I once looked at Dad’s high school yearbook. The students were asked what they aspired to “be” after completing school. While some classmates wanted to become doctors, lawyers, or successful businessmen, next to Dad’s name was “Cowboy!” And, by golly, for a time, he was! He competed on the rodeo circuit before enlisting in the Marines.
Afterward, he joined corporate America as a salesman, but he never let go of his cowboy spirit. He was more action than talk. He kept a positive, can-do attitude most of the time. Dad could tackle any job with great diligence and a commitment to excellence.

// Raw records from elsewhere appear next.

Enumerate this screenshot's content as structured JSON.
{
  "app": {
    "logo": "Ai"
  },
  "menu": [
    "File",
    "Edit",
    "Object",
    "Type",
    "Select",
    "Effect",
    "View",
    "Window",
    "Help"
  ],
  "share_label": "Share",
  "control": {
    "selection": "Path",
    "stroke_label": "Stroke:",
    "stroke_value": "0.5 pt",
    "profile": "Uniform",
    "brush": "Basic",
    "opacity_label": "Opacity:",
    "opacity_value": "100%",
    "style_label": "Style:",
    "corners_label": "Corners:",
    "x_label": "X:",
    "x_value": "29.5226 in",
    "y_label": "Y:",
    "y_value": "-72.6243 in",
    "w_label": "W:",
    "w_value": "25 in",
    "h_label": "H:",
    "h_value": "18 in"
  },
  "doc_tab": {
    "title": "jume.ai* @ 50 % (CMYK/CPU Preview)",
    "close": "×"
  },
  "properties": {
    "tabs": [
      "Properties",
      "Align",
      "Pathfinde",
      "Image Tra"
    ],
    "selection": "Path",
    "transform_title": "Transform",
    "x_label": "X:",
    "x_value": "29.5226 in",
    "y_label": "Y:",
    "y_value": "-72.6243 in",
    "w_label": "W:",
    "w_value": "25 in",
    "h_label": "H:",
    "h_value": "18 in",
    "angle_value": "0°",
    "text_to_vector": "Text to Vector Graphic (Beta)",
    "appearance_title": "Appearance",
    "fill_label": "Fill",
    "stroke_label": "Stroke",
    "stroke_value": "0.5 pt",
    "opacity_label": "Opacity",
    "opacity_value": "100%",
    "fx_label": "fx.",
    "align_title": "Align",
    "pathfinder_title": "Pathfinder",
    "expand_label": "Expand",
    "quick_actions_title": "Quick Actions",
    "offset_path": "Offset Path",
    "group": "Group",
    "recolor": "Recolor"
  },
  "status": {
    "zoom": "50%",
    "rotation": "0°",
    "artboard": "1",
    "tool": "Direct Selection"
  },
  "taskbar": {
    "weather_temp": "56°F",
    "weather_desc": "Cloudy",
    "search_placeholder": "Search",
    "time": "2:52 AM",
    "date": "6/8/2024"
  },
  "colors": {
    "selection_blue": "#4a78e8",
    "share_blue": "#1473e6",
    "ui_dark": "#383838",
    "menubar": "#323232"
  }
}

He had a great love of nature. Once when I was 12, he took our family of six on a six-week vacation. It was a combination camping and business trip, and we covered every state west of the Mississippi River, as well as Canada and Mexico. In the mornings, he would put on a suit and tie, exit the tent for his business calls, then return to camp to share in the day’s adventure. From Pikes Peak to the Grand Canyon, from the painted forest at Yellowstone Park to the giant redwoods at Yosemite, from the desert to Disneyland, we saw it all.
We had our challenges along the way, but Dad remained undeterred. Nothing would keep him from accomplishing a goal. I wondered how he kept his spirits up all the time.
Shortly after our marathon vacation, I found out the secret was stored in his library. I began reading his books: The Power of Positive Thinking by Norman Vincent Peale and How to Win Friends and Influence People by Dale Carnegie. These books taught me I could accomplish whatever I put my mind to.
While my belief was strong, I often found it tested in the “real” world. I had faith that I could point myself in a direction and achieve a goal, but I had not yet learned the most important part. I needed to discover who I was first. Only then did empowering my creative nature make sense.
During my 20s and 30s, I sought to discover who I was and what I was to do in this world. My life changed when I attended a personal growth workshop and learned about spiritual principles. I learned to forgive myself and others, and I learned the power of applied faith—putting “feet on my prayers.” I needed to apply spiritual principles in my own life, to prove them to myself, and to teach them to others. I became a minister—that’s what I was meant to do, and I have been doing it for more than 20 years.
Dad taught me much. He did not succeed in every venture he undertook, but he always exhibited confidence and optimism. From him, I learned to move forward with conviction, faith, and patience; to believe in God, believe in myself, and believe in infinite potential. After all, anything is possible!